Rated 🍯 🍯 🍯
It's Sunita's birthday and it doesn't look like a happy one
The Johals (mom, son, daughter-in-law, and mysterious surprise guest later) gather in the mom's newly refurbished kitchen to celebrate Sunita's 40th.
Sunita, the birthday girl, first presented as one with a rather flat personality and limited agency, or at least that’s how the remaining characters made her appear for the first one-third of the play, where everyone restlessly waits for the birthday girl to show up so that the festivities can get underway. It is clear Sunita does not want this party. When she finally comes in, she seemed rather uninterested (and perhaps rightfully so) at celebrating with a “family” that, just minutes ago, had revealed how little they think of her life and her accomplishments.
The audience begins to ponder what went wrong with Sunita's life (childhood trauma? father issues?) and the play keeps the audience guessing for a while (nicely done!) as it pivots to explore the other characters.
Sunita's brother Nav and his wife Harleen, the only other guests at the dinner party (up until then, at least), provide comic relief to balance out mother Tej’s rather reserved manner. Tej, for her part, appeared inexplicably annoyed at someone or something throughout the play. Perhaps it was standard mother-in-law-ennui towards daughter-in-law, especially with the latter putting on airs, what with her fashion advice to Tej and her god-awful Punjabi lines uttered without the remotest bashfulness. Perhaps it was bitterness over her husband’s abandonment of her family. Perhaps it was plain irritability at having to cook - the bee just couldn’t tell, because the show appeared to have no clear plot.
One minute it was a comedy with jokes and references relating to Punjabi culture, the next it was a drama about a woman who missed out on her dreams because of her mother (who in turn blamed "the times"), then it was a soap opera about a father who left and a mother who found a new lover. For good measure, Nav and Harleen argue about having kids. Predictably, Sunita and Nav (and Harleen too, god only knows why), flip out at the idea of Tej having a romantic life. At all. With anyone. Then Sunita breaks down over her father having left them in her childhood. What a scatterbrain of stories, each one with the potential to be deeply moving, but because the play flipped so fast from one theme to the next, the audience never got the chance to absorb and reflect on any of these themes. Not during the performance, at least.
To be fair, families are messy, and this show never claimed to be an incisive piece of commentary on family life.
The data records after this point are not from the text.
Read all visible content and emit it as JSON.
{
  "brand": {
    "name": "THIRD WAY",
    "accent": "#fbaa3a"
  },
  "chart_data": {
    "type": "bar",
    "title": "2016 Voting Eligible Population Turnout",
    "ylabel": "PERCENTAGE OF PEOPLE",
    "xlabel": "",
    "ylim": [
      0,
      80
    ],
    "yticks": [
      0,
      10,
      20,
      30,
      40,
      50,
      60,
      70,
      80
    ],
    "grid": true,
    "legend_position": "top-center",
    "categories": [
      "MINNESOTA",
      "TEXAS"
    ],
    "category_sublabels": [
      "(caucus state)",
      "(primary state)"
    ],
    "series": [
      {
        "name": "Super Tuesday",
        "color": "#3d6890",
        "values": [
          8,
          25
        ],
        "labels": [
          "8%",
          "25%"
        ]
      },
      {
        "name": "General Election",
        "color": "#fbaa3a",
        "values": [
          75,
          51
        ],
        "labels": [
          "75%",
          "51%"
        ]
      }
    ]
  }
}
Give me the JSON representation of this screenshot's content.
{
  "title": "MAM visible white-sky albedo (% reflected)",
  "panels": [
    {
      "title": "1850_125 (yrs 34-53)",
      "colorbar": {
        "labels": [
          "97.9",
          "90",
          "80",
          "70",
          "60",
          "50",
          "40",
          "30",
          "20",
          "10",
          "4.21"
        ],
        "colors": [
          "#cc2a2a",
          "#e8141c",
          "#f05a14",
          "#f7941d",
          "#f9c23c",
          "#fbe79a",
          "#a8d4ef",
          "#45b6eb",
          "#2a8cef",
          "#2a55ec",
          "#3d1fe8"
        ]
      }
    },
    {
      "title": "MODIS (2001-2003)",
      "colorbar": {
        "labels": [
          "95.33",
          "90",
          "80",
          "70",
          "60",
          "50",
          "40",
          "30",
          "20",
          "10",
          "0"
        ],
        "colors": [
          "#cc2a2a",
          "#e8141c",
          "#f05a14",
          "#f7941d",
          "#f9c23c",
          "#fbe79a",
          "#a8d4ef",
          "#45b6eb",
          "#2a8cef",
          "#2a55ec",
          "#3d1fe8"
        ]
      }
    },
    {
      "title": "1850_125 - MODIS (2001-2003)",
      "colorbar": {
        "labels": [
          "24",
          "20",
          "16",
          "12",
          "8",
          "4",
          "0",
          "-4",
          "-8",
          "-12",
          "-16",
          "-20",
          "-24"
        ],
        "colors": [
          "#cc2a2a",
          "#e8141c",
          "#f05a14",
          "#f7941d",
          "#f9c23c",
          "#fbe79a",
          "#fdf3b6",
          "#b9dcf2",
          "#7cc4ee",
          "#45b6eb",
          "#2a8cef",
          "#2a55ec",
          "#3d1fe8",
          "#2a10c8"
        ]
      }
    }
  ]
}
But there are plays about messy families, and then there are messy plays about families.
A melange of thoughts and ideas on cultural identity, family power dynamics, personal growth, regret, hope, hopelessness, abandonment, compromise — Happy Birthday Sunita was quite a handful. While it is commendable that the actors could exhibit such a wide range of emotion, at the same time, their exposition felt rather superficial. Conflicts were not properly explored but brushed aside (or made fun of).
There were also generous helpings of tidbits of Punjabi phrases, references to Punjabi pop culture and puns around Punjabi lifestyle, which were firstly incomprehensible to the non-Punjabi speaking members of the audience (the bee included), and secondly, seemed to have no other purpose than to remind people of the existence of Punjab and all things Punjabi, much like how performers at a concert pander to the audience by simply calling out the name of the city as though people need to be reminded that their city exists and they’re in it.
All in all, it wasn't a bad evening, but the bee did not fall off its chair laughing at any point (although many of the Punjabi-speaking audience did).